Choć powyższe fakty nie zachęcają do odwlekania decyzji o dziecku, badania dowodzą, że kobiety, które rodzą dzieci po czterdziestce, nie korzystając przy tym z farmakologicznego leczenia bezpłodności, żyją dłużej. Należy również pamiętać, że płodność i zdrowie są w dużej mierze kwestią indywidualną. Nawet rezerwa komórek jajowych może różnić się znacznie – w zależności od konkretnej kobiety.

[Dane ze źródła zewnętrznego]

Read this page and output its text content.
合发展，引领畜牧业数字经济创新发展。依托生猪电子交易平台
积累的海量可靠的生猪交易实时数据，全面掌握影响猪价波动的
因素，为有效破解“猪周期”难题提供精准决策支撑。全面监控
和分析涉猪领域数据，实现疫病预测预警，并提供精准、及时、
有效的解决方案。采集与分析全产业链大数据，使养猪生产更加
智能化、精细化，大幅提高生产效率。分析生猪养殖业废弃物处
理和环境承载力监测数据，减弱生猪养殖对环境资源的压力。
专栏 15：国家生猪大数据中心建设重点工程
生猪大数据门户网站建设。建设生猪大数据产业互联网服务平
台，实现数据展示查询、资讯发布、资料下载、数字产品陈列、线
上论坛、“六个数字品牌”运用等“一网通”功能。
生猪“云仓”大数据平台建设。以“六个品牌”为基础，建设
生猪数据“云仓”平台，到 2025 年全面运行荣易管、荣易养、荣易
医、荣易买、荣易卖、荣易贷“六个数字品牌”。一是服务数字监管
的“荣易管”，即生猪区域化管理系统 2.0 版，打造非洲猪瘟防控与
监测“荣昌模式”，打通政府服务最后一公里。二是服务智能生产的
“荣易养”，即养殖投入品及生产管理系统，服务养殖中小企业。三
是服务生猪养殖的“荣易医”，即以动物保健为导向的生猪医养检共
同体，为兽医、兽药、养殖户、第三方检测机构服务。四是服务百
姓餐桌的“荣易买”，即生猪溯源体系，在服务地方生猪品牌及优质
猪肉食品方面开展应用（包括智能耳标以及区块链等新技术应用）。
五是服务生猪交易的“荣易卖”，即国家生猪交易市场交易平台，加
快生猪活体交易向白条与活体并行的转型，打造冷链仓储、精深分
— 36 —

Lekarze zachęcają do zamrażania swoich jajeczek, które będzie można wykorzystać w późniejszych latach. Naukowcy pracują w laboratoriach nad przedłużeniem okresu kobiecej płodności i oddaleniem menopauzy. Przeciwnicy późnego macierzyństwa ostrzegają przed wizją sześćdziesięciolatek wychowujących z trudnością swoje 15-letnie pociechy. Ale skoro 45-latka może być dzisiaj młodą mamą, to nie powinniśmy się zdziwić, jeśli „sześćdziesiątka” stanie się wkrótce nową „czterdziestką”.